Akira Ishikawa & The Count Buffalos - African Rock. 1971 Japan
CD reissue: 2015 Clinck
Release details: Originals are stored in a single sleeve jacket and are pretty much extinct. This album is still just being discovered for the first time by worldwide collectors. In what has to be considered record time, the CDRWL alerted the world of the album in April, and by July we had a 100% legit reissue coming out of Japan! Coincidence? Maybe, though The AC informs us (he is fluent in Japanese) that there were hints of influence from us there. That's enough to keep us going anyway! I bought the CD from an ebay dealer based in Japan, and it isn't cheap (figure $30 including postage). I've seen the album for sale on Amazon.jp and cdjapan.co.jp. I fully expected Dusty Groove to bring this one in, as the music is right in their wheelhouse. But so far, it appears they are unaware of the title. As you can see below, I lived up to my word of being a first day buyer!
Notes: This is not my first run in with Akira Ishikawa & His Count Buffalos, as Shadoks reissued their (next?) album Uganda (1972) on LP and Tiliqua followed up with a CD reissue a couple of years after that (mentioned in the AC's notes as well). I found the album a disappointment, as it was primarily African percussion with a few cool Mizutani freakouts, but honestly it sounded as a late addition, and didn't fit the album as a whole. I'm about 10 minutes in here, and I have to say they reissued the wrong album.

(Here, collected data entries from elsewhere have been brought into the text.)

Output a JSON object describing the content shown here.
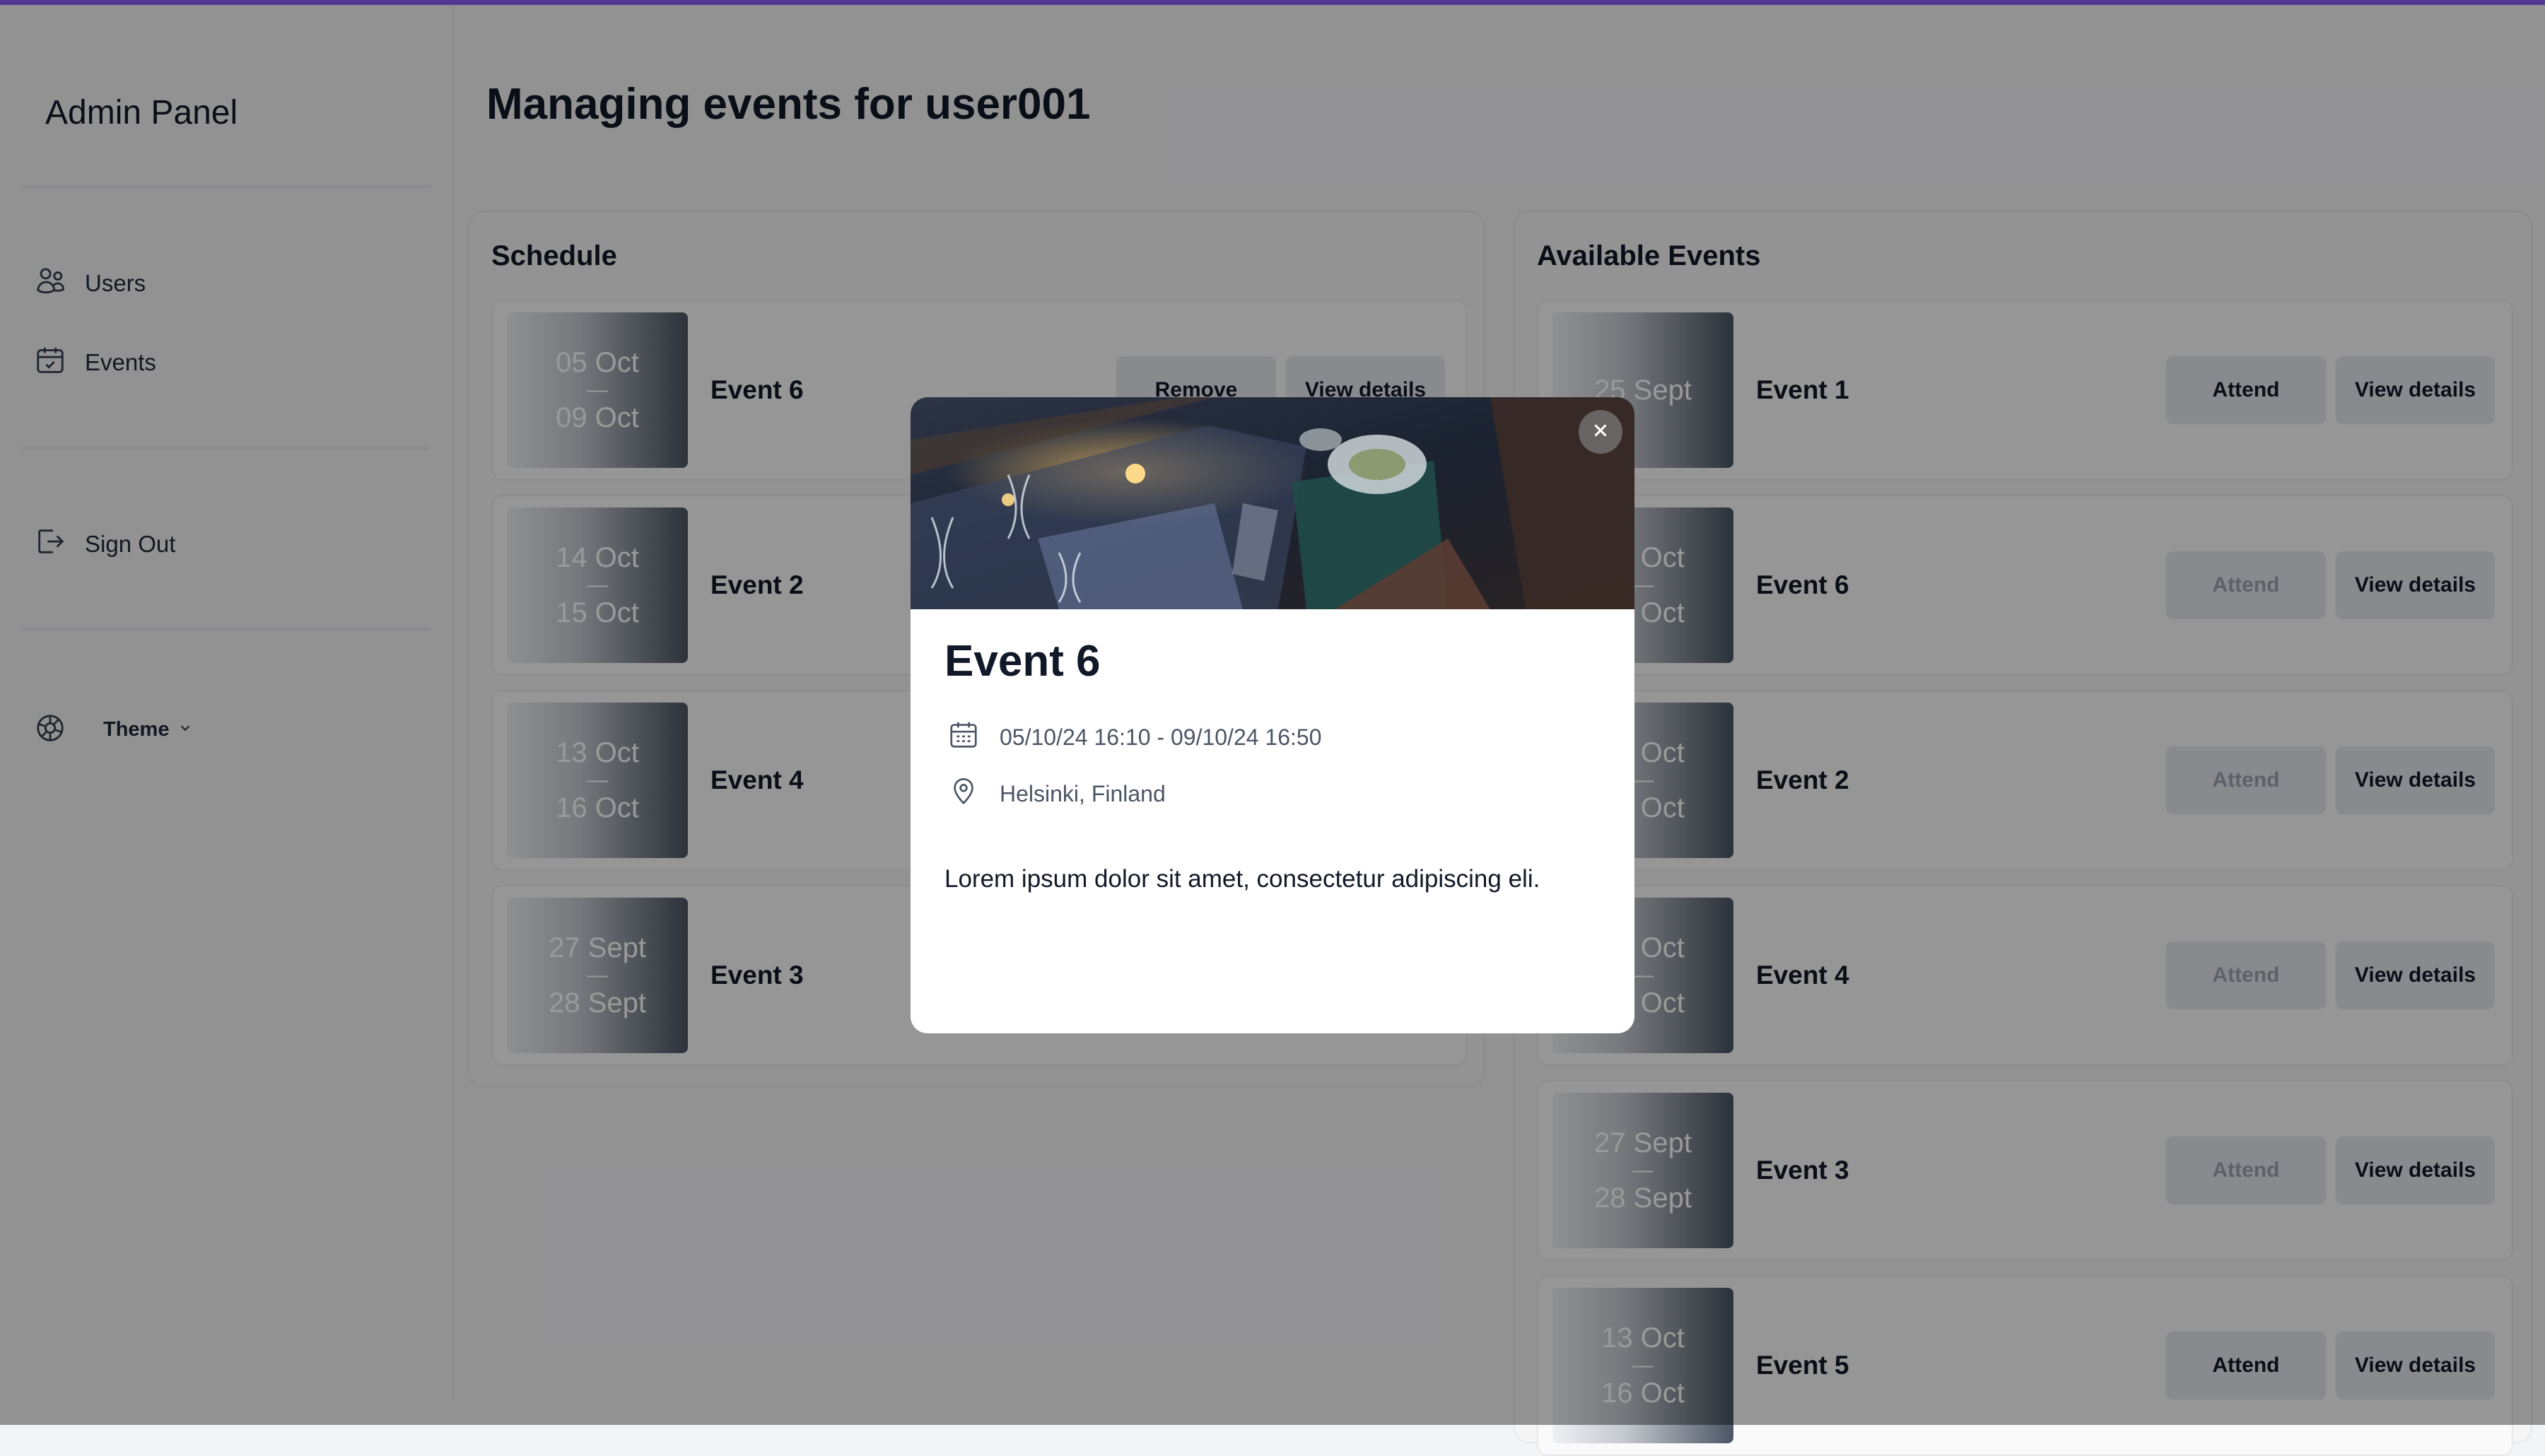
{
  "sidebar": {
    "brand": "Admin Panel",
    "nav": [
      {
        "label": "Users",
        "icon": "users-icon"
      },
      {
        "label": "Events",
        "icon": "calendar-check-icon"
      }
    ],
    "sign_out": {
      "label": "Sign Out",
      "icon": "sign-out-icon"
    },
    "theme": {
      "label": "Theme",
      "icon": "palette-icon"
    }
  },
  "header": {
    "title": "Managing events for user001"
  },
  "schedule": {
    "title": "Schedule",
    "remove_label": "Remove",
    "details_label": "View details",
    "items": [
      {
        "start": "05 Oct",
        "end": "09 Oct",
        "name": "Event 6"
      },
      {
        "start": "14 Oct",
        "end": "15 Oct",
        "name": "Event 2"
      },
      {
        "start": "13 Oct",
        "end": "16 Oct",
        "name": "Event 4"
      },
      {
        "start": "27 Sept",
        "end": "28 Sept",
        "name": "Event 3"
      }
    ]
  },
  "available": {
    "title": "Available Events",
    "attend_label": "Attend",
    "details_label": "View details",
    "items": [
      {
        "start": "25 Sept",
        "end": "",
        "name": "Event 1",
        "attend_enabled": true
      },
      {
        "start": "05 Oct",
        "end": "09 Oct",
        "name": "Event 6",
        "attend_enabled": false
      },
      {
        "start": "14 Oct",
        "end": "15 Oct",
        "name": "Event 2",
        "attend_enabled": false
      },
      {
        "start": "13 Oct",
        "end": "16 Oct",
        "name": "Event 4",
        "attend_enabled": false
      },
      {
        "start": "27 Sept",
        "end": "28 Sept",
        "name": "Event 3",
        "attend_enabled": false
      },
      {
        "start": "13 Oct",
        "end": "16 Oct",
        "name": "Event 5",
        "attend_enabled": true
      }
    ]
  },
  "modal": {
    "title": "Event 6",
    "datetime": "05/10/24 16:10 - 09/10/24 16:50",
    "location": "Helsinki, Finland",
    "description": "Lorem ipsum dolor sit amet, consectetur adipiscing eli."
  },
  "colors": {
    "accent": "#8b5cf6",
    "overlay": "rgba(0,0,0,0.40)"
  }
}
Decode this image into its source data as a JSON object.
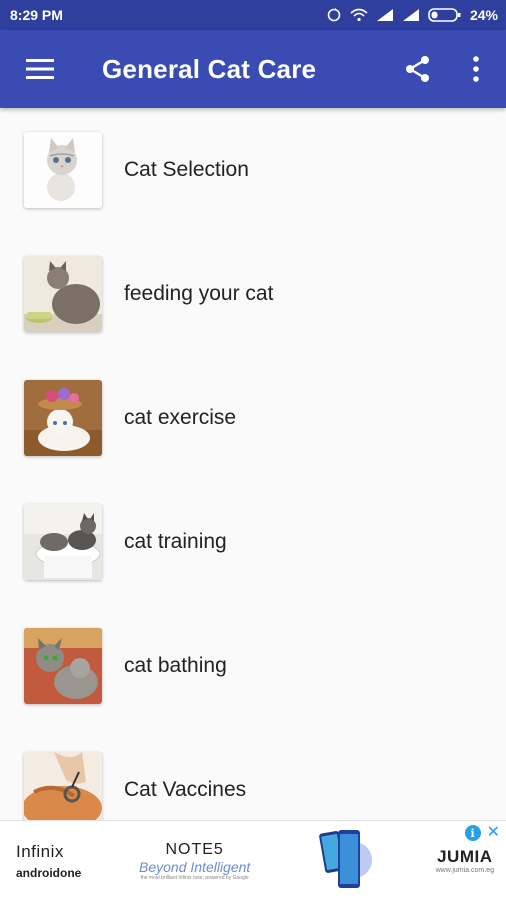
{
  "status_bar": {
    "time": "8:29 PM",
    "battery": "24%"
  },
  "app_bar": {
    "title": "General Cat Care",
    "menu_icon": "hamburger-menu-icon",
    "share_icon": "share-icon",
    "overflow_icon": "more-vert-icon"
  },
  "list": {
    "items": [
      {
        "label": "Cat Selection"
      },
      {
        "label": "feeding your cat"
      },
      {
        "label": "cat exercise"
      },
      {
        "label": "cat training"
      },
      {
        "label": "cat bathing"
      },
      {
        "label": "Cat Vaccines"
      }
    ]
  },
  "ad": {
    "brand_top": "Infinix",
    "brand_bottom": "androidone",
    "note_title": "NOTE5",
    "note_tagline": "Beyond Intelligent",
    "note_small": "the most brilliant Infinix note, powered by Google",
    "shop_name": "JUMIA",
    "shop_url": "www.jumia.com.eg"
  },
  "colors": {
    "status_bar": "#2f3f9e",
    "app_bar": "#3a4cb3",
    "background": "#fafafa",
    "ad_accent": "#26a0e8"
  }
}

Time to check the archaeology dig notes from the AC to get his impressions: "Akira Ishikawa's travels to Africa and subsequent fixation on fusing African music with modern jazz and rock is well documented, but unfortunately several of his more interesting LPs that came out during this particular period are not. First there was the avant-garde free-jazz freakout "Impression of Africa - 'Uganda'" (unrelated to the later well-known "Uganda" album), a commercially unreleased 1970 live supersession arranged by Masahiko Sato and performed by the combined forces of Akira Ishikawa & Count Buffalos, Toshiyuki Miyama & New Herd, and the Terumasa Hino Quintet. Only a couple of test press copies of this are known to exist (Columbia seemingly deemed it "too extreme" and refused to release it), making it perhaps Japan's rarest and most valuable experimental jazz LP. Interestingly, if you read the liners of the original "Primitive Community" LP, it's actually mentioned there as a "shocking" introduction to the Africa-meets-jazz/rock concept in Japan. But more relevant to the album being reviewed here was "Power Rock With Drums - The Road to Kilimanjaro" (1971, Canyon), credited to Ishikawa, but aside from his drumming actually performed by the Freedom Unity and composed (partially) by Hiromasa Suzuki. This latter name is perhaps the key point here, as although the second side of "Power Rock..." consists of nothing but pop/jazz covers, the first side features two lengthy and more interesting Suzuki pieces fusing African music and progressive jazz-rock. This seems to have laid the groundwork for "African Rock", released later the same year, for although it's credited to and performed by Ishikawa and his Count Buffalos band, all but one of the pieces were actually written by Suzuki once again.
So, now that we've set the scene, what about the music? Well, thankfully this one is a bulls-eye for what they were attempting. Eight all-original instrumentals (aside from a little "tribal chanting") are featured, and the style can perhaps best be described as a fusion of the better parts of the following year's "Uganda" (think of "Pigmy") with some hints of "Primitive Community", filtered through the psychedelic/progressive jazz-rock stylings that Suzuki would develop over the next two years on his "Rock Joint" albums. The highlight of the album for me is the one-two punch that leads off the second side, "The Earth" featuring some of Mizutani's wildest fuzz soloing ever, followed up by "Love", a darkly mysterious flute and tribal percussion led piece that really nails that "lost in the deep jungle" vibe. An excellent album overall, and hopefully one that will be reissued someday. Confusingly, there was another identically titled "African Rock" LP released in 1972 (this one featuring a close-up of Ishikawa's face on the sleeve), but it consists of nothing but cover tunes and is of much less interest."
If the phrase "Mizutani's wildest fuzz ever" doesn't get your heart started, you may want to consult your doctor. Or your coroner. This album is everything you want in a funk psych jazz rock album - except you almost never do get what you want. It's the perfect blend of sweet grooves, wild psych, and deep funk. Horn charts, flute, tribal drums, and Mizutani psych guitar. What more can you ask for? A really splendid album, that the always deep diving Japanese record companies seem to come through on. It's a matter of patience at this point. But given all the wonderful Japanese reissues we've seen in the last 5 years or so, we can only hope this one will achieve top priority. I'd be a first day buyer for sure. As for original LP's, well they're predictably expensive - more than I would want to pay for this type of album. I did find a couple of copies out there, if you are so inclined and financially secure.